Tim KeeneyContributor IJune 26, 2013

SEATTLE, WA - APRIL 08:  Young fans play on 'The Mitt' sculpture outside the ballpark prior to the game between the Seattle Mariners and the Houston Astros on Opening Day at Safeco Field on April 8, 2013 in Seattle, Washington.  (Photo by Otto Greule Jr/Getty Images)
Otto Greule Jr/Getty Images

When the Seattle Mariners play host to the Chicago Cubs this Sunday, they will hoist the Pride flag at Safeco Field. 

That may not seem like a big deal with the strides that have recently been made towards equality in sports, but according to Congressman Adam Smith, the Mariners will be the first team in MLB history to do so:

Seattle's Pride Parade, which celebrates "Equality: Passed, Present & Future," according to, will occur on the same day as the June 30 game, marking the perfect time for the city of Seattle and the Mariners organization to proudly wave the rainbow-colored flag. 

This marks yet another step towards the complete acceptance of the LGBT community that we have seen in the sports world this year. 

In April, we saw WNBA superstar Brittney Griner come out, followed shortly after by NBA center Jason Collins becoming the "first openly gay athlete playing in a major American sport."

We have begun to see important changes in other sports, too. 

In the NFL, Brendon Ayanbadejo and Chris Kluwe, among others, have openly supported gay marriage.
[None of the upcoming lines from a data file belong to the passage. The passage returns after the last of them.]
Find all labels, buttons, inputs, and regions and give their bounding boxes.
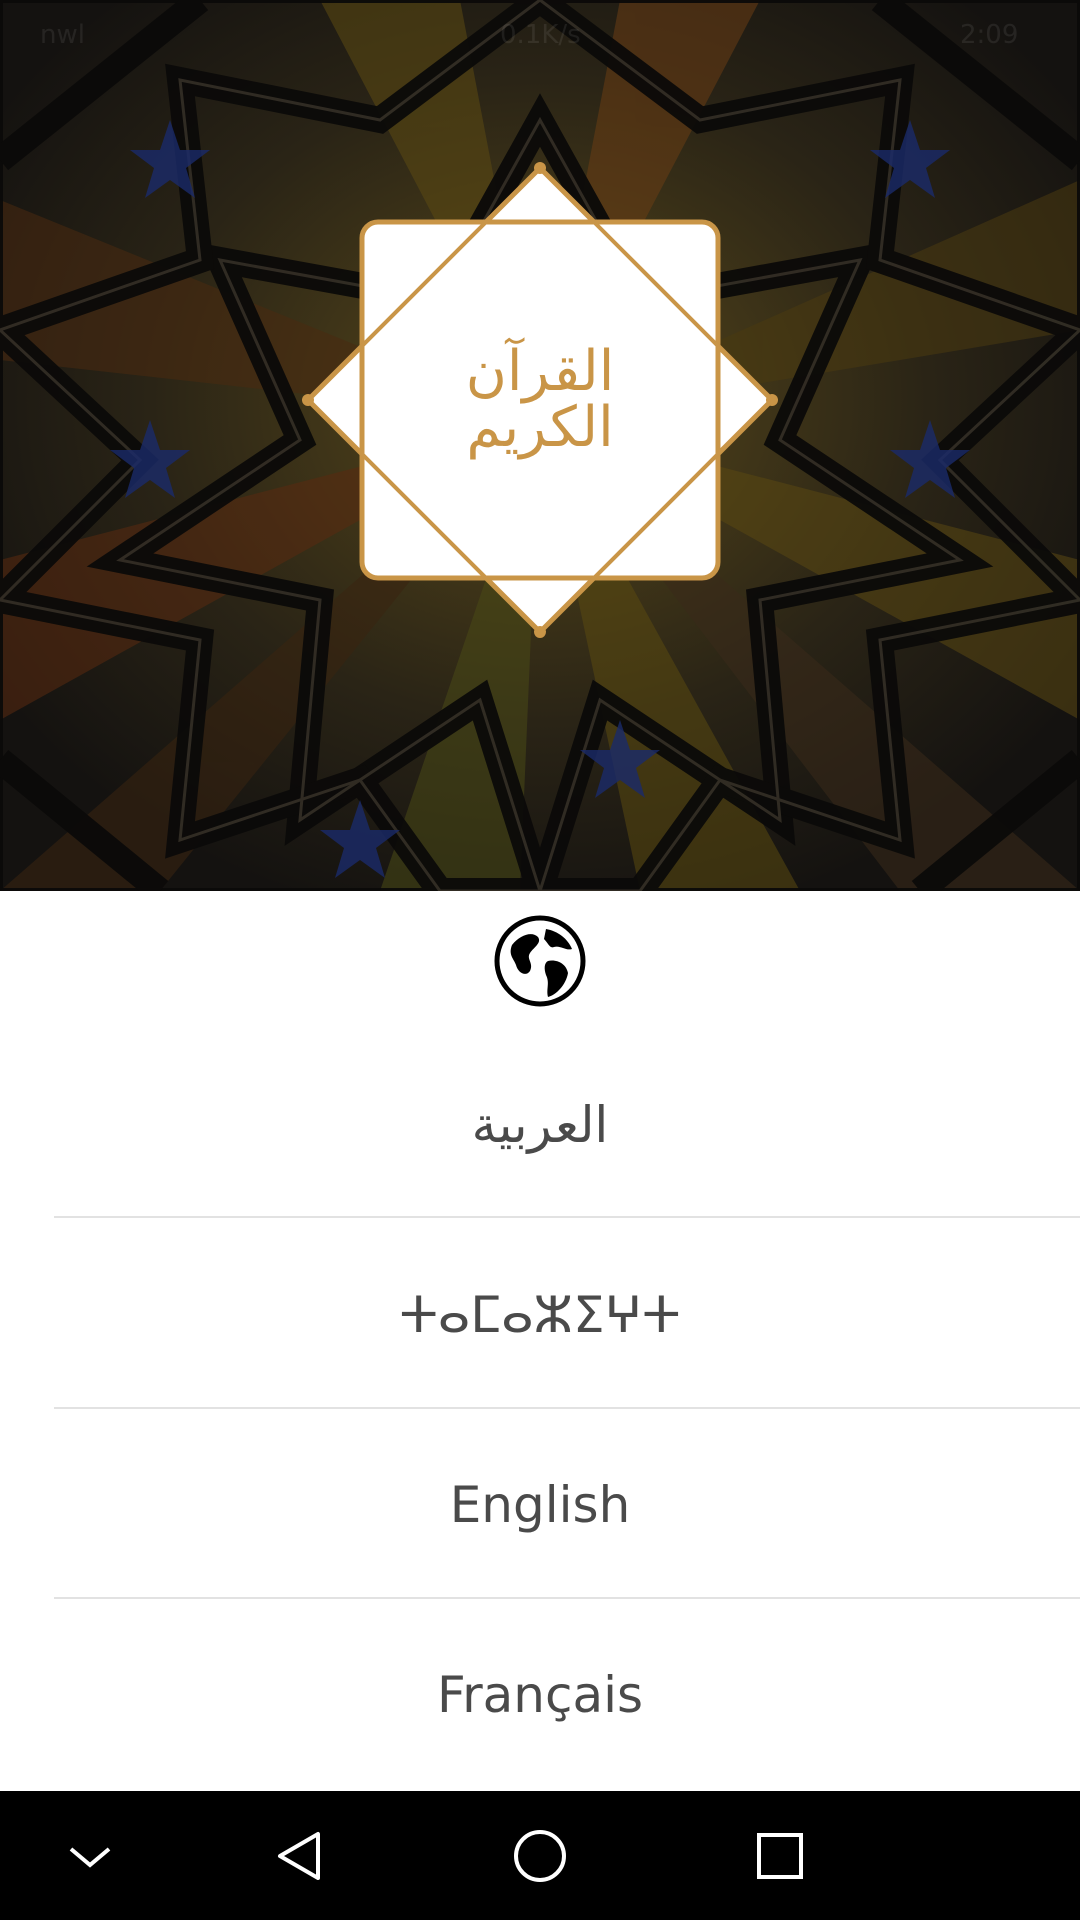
divider — [54, 1597, 1080, 1599]
language-label: ⵜⴰⵎⴰⵣⵉⵖⵜ — [399, 1286, 681, 1344]
status-bar: nwl 0.1K/s 2:09 — [0, 0, 1080, 70]
language-option-arabic[interactable]: العربية — [0, 1030, 1080, 1220]
language-label: العربية — [471, 1096, 609, 1154]
chevron-down-icon[interactable] — [30, 1791, 150, 1920]
back-icon[interactable] — [240, 1791, 360, 1920]
status-network-speed: 0.1K/s — [500, 20, 581, 50]
language-option-tamazight[interactable]: ⵜⴰⵎⴰⵣⵉⵖⵜ — [0, 1220, 1080, 1410]
divider — [54, 1216, 1080, 1218]
home-icon[interactable] — [480, 1791, 600, 1920]
globe-icon — [494, 915, 586, 1007]
logo-calligraphy: القرآن الكريم — [465, 339, 615, 460]
status-signal-text: nwl — [40, 20, 85, 50]
language-label: English — [449, 1476, 631, 1534]
system-navigation-bar — [0, 1791, 1080, 1920]
divider — [54, 1407, 1080, 1409]
recents-icon[interactable] — [720, 1791, 840, 1920]
status-clock: 2:09 — [960, 20, 1019, 50]
language-option-french[interactable]: Français — [0, 1600, 1080, 1790]
language-label: Français — [436, 1666, 644, 1724]
header-banner: nwl 0.1K/s 2:09 القرآن الكريم — [0, 0, 1080, 891]
language-option-english[interactable]: English — [0, 1410, 1080, 1600]
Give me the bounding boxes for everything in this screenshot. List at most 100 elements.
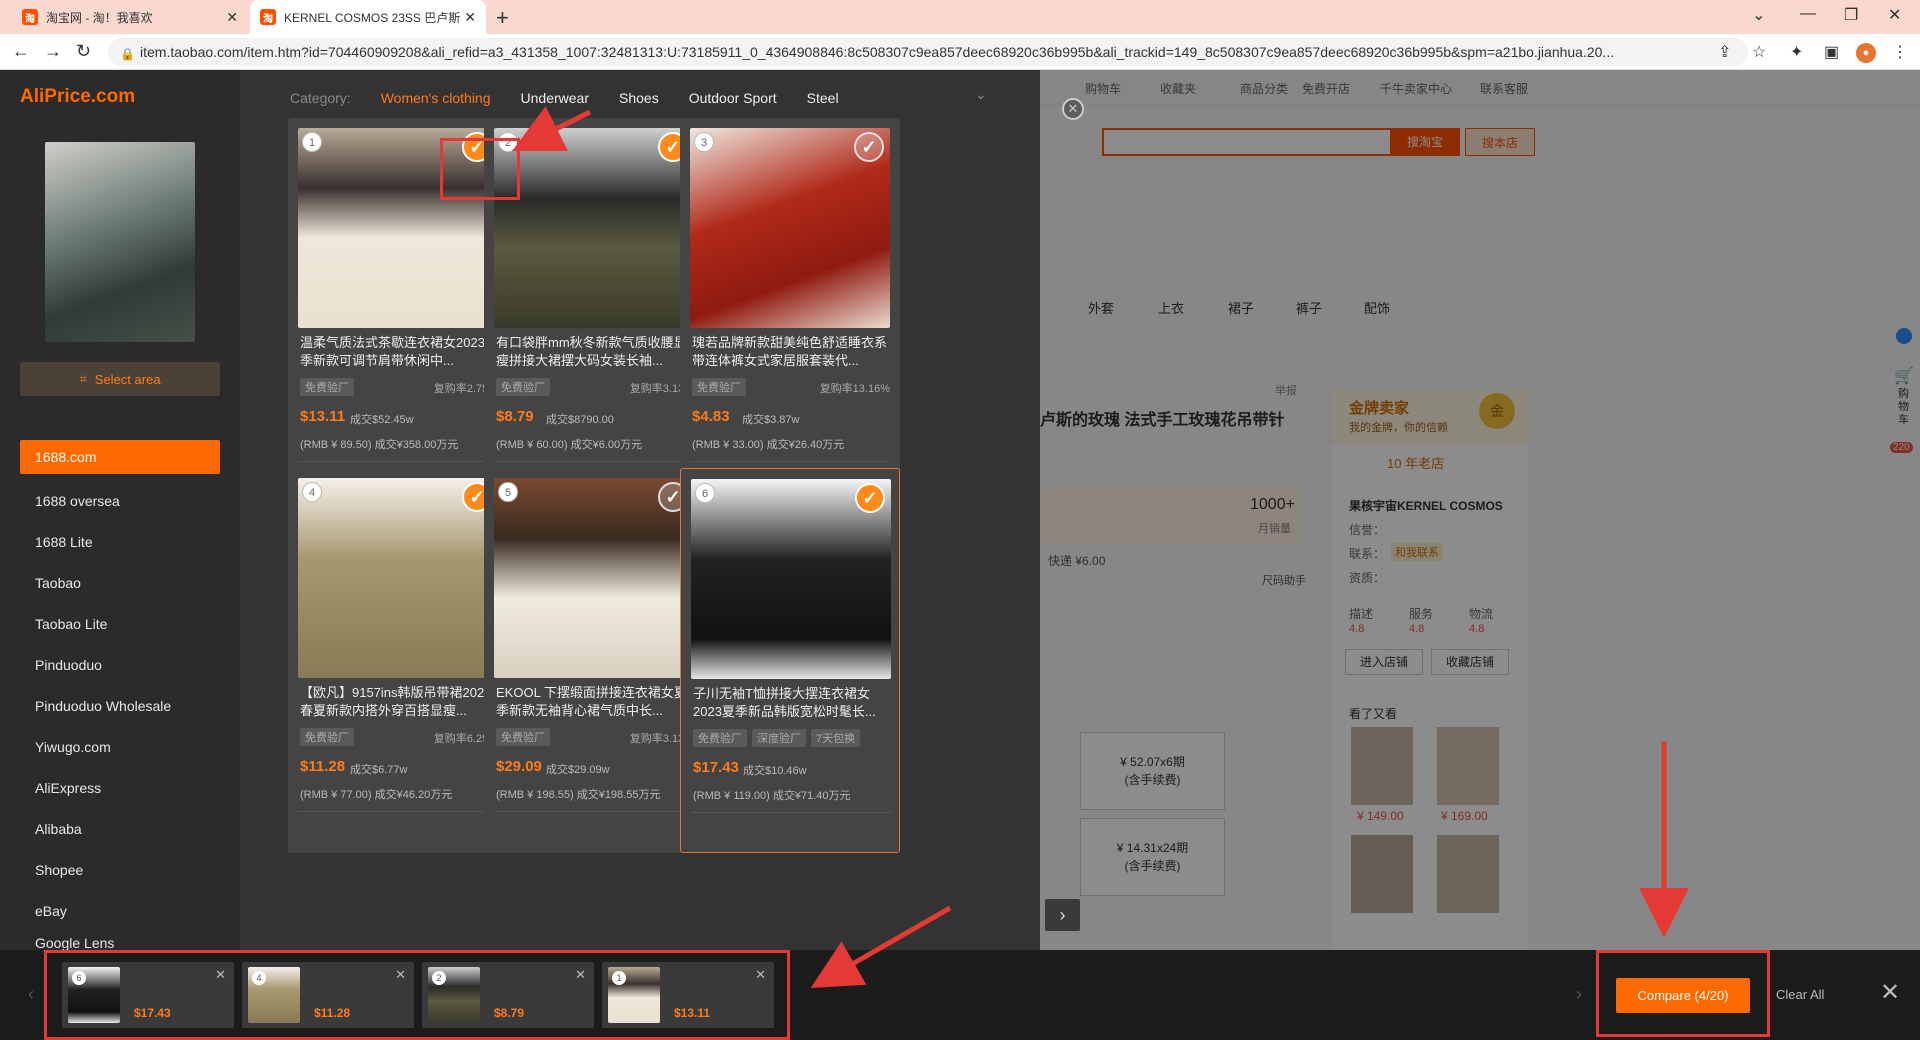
source-item-shopee[interactable]: Shopee [20, 850, 220, 891]
select-area-label: Select area [94, 371, 161, 387]
menu-kebab-icon[interactable]: ⋮ [1892, 42, 1908, 62]
product-price: $8.79 [496, 408, 534, 425]
product-tag: 深度验厂 [752, 729, 806, 747]
lock-icon[interactable]: 🔒 [120, 47, 135, 61]
aliprice-sidebar: AliPrice.com ⌗ Select area 1688.com 1688… [0, 70, 240, 951]
category-womens-clothing[interactable]: Women's clothing [381, 90, 491, 106]
product-sold: 成交$10.46w [743, 765, 807, 777]
taobao-favicon-icon: 淘 [260, 9, 276, 25]
product-rmb: (RMB ¥ 198.55) 成交¥198.55万元 [496, 789, 661, 801]
tab-title: 淘宝网 - 淘！我喜欢 [46, 10, 153, 25]
close-window-icon[interactable]: ✕ [1888, 5, 1901, 25]
product-tag: 免费验厂 [496, 728, 550, 746]
new-tab-icon[interactable]: + [496, 5, 509, 31]
product-index: 1 [302, 132, 322, 152]
product-title[interactable]: 瑰若品牌新款甜美纯色舒适睡衣系带连体裤女式家居服套装代... [692, 334, 892, 370]
next-page-icon[interactable]: › [1045, 899, 1080, 931]
reload-icon[interactable]: ↻ [76, 41, 91, 62]
unchecked-icon[interactable]: ✓ [854, 132, 884, 162]
product-index: 3 [694, 132, 714, 152]
bookmark-star-icon[interactable]: ☆ [1752, 42, 1766, 62]
divider [690, 461, 890, 462]
category-steel[interactable]: Steel [807, 90, 839, 106]
product-card[interactable]: 5 ✓ EKOOL 下摆缎面拼接连衣裙女夏季新款无袖背心裙气质中长... 免费验… [484, 468, 704, 853]
extensions-icon[interactable]: ✦ [1790, 42, 1803, 62]
select-area-button[interactable]: ⌗ Select area [20, 362, 220, 396]
clear-all-button[interactable]: Clear All [1776, 987, 1824, 1002]
annotation-box-checkmark [440, 138, 520, 200]
product-tag: 免费验厂 [693, 729, 747, 747]
chevron-down-icon[interactable]: ⌄ [975, 86, 987, 103]
product-title[interactable]: 有口袋胖mm秋冬新款气质收腰显瘦拼接大裙摆大码女装长袖... [496, 334, 696, 370]
browser-tab-bar: 淘 淘宝网 - 淘！我喜欢 ✕ 淘 KERNEL COSMOS 23SS 巴卢斯… [0, 0, 1920, 34]
product-price: $4.83 [692, 408, 730, 425]
product-title[interactable]: 【欧凡】9157ins韩版吊带裙2023春夏新款内搭外穿百搭显瘦... [300, 684, 500, 720]
sidepanel-icon[interactable]: ▣ [1824, 42, 1839, 62]
divider [494, 811, 694, 812]
category-underwear[interactable]: Underwear [521, 90, 589, 106]
close-tab-icon[interactable]: ✕ [226, 9, 238, 26]
search-source-image [45, 142, 195, 342]
product-card[interactable]: 6 ✓ 子川无袖T恤拼接大摆连衣裙女2023夏季新品韩版宽松时髦长... 免费验… [680, 468, 900, 853]
product-price: $13.11 [300, 408, 346, 425]
share-icon[interactable]: ⇪ [1718, 42, 1731, 62]
forward-icon[interactable]: → [44, 41, 62, 62]
product-price: $11.28 [300, 758, 346, 775]
tab-search-icon[interactable]: ⌄ [1752, 5, 1765, 25]
product-index: 6 [695, 483, 715, 503]
source-item-alibaba[interactable]: Alibaba [20, 809, 220, 850]
source-item-1688-oversea[interactable]: 1688 oversea [20, 481, 220, 522]
category-outdoor-sport[interactable]: Outdoor Sport [689, 90, 777, 106]
product-tags: 免费验厂 [300, 378, 354, 396]
source-item-ebay[interactable]: eBay [20, 891, 220, 932]
category-bar: Category: Women's clothing Underwear Sho… [290, 88, 839, 108]
product-price: $29.09 [496, 758, 542, 775]
dim-overlay [1040, 70, 1920, 950]
chevron-right-icon[interactable]: › [1576, 984, 1582, 1005]
product-index: 5 [498, 482, 518, 502]
source-item-1688[interactable]: 1688.com [20, 440, 220, 474]
divider [298, 461, 498, 462]
product-tag: 免费验厂 [692, 378, 746, 396]
annotation-box-compare-items [44, 950, 790, 1040]
url-field[interactable]: item.taobao.com/item.htm?id=704460909208… [108, 38, 1748, 66]
product-tag: 7天包换 [811, 729, 861, 747]
browser-tab-1[interactable]: 淘 淘宝网 - 淘！我喜欢 ✕ [12, 0, 248, 34]
checked-icon[interactable]: ✓ [855, 483, 885, 513]
product-title[interactable]: 温柔气质法式茶歇连衣裙女2023夏季新款可调节肩带休闲中... [300, 334, 500, 370]
source-item-yiwugo[interactable]: Yiwugo.com [20, 727, 220, 768]
product-card[interactable]: 4 ✓ 【欧凡】9157ins韩版吊带裙2023春夏新款内搭外穿百搭显瘦... … [288, 468, 508, 853]
browser-tab-2[interactable]: 淘 KERNEL COSMOS 23SS 巴卢斯 ✕ [250, 0, 486, 34]
chevron-left-icon[interactable]: ‹ [28, 984, 34, 1005]
source-item-taobao[interactable]: Taobao [20, 563, 220, 604]
product-index: 4 [302, 482, 322, 502]
product-sold: 成交$8790.00 [546, 414, 614, 426]
category-shoes[interactable]: Shoes [619, 90, 659, 106]
product-rmb: (RMB ¥ 89.50) 成交¥358.00万元 [300, 439, 459, 451]
maximize-icon[interactable]: ❐ [1844, 5, 1858, 25]
minimize-icon[interactable]: — [1800, 5, 1816, 23]
close-compare-icon[interactable]: ✕ [1880, 978, 1900, 1007]
product-sold: 成交$6.77w [350, 764, 408, 776]
source-item-aliexpress[interactable]: AliExpress [20, 768, 220, 809]
product-rmb: (RMB ¥ 77.00) 成交¥46.20万元 [300, 789, 453, 801]
product-card[interactable]: 3 ✓ 瑰若品牌新款甜美纯色舒适睡衣系带连体裤女式家居服套装代... 免费验厂 … [680, 118, 900, 503]
product-tags: 免费验厂 [496, 378, 550, 396]
category-label: Category: [290, 90, 351, 106]
product-price: $17.43 [693, 759, 739, 776]
product-title[interactable]: 子川无袖T恤拼接大摆连衣裙女2023夏季新品韩版宽松时髦长... [693, 685, 893, 721]
source-item-pinduoduo-wholesale[interactable]: Pinduoduo Wholesale [20, 686, 220, 727]
close-tab-icon[interactable]: ✕ [464, 9, 476, 26]
results-panel: Category: Women's clothing Underwear Sho… [240, 70, 1040, 950]
profile-avatar-icon[interactable]: ● [1856, 43, 1876, 63]
source-item-1688-lite[interactable]: 1688 Lite [20, 522, 220, 563]
close-overlay-icon[interactable]: ✕ [1062, 98, 1084, 120]
source-item-taobao-lite[interactable]: Taobao Lite [20, 604, 220, 645]
product-tag: 免费验厂 [300, 728, 354, 746]
product-rmb: (RMB ¥ 119.00) 成交¥71.40万元 [693, 790, 851, 802]
product-title[interactable]: EKOOL 下摆缎面拼接连衣裙女夏季新款无袖背心裙气质中长... [496, 684, 696, 720]
back-icon[interactable]: ← [12, 41, 30, 62]
annotation-box-compare-button [1596, 950, 1770, 1037]
product-tags: 免费验厂 [300, 728, 354, 746]
source-item-pinduoduo[interactable]: Pinduoduo [20, 645, 220, 686]
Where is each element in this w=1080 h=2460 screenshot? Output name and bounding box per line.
In the collegiate world, UCLA's Jim Mora became the first college football head coach to endorse and welcome gay athletes. In the NHL, a measure was passed to support gay athletes. 

Most recently, Robbie Rogers of the Los Angeles Galaxy, after seemingly being pushed towards a premature retirement, returned and became the "first active openly gay male athlete to compete in an American professional team sport."

Barriers are being broken all over the place, and Seattle, which legalized same-sex marriages during the last elections, appears ready to extend that acceptance. 

We can only hope that this is the beginning of a new trend in baseball and all sports.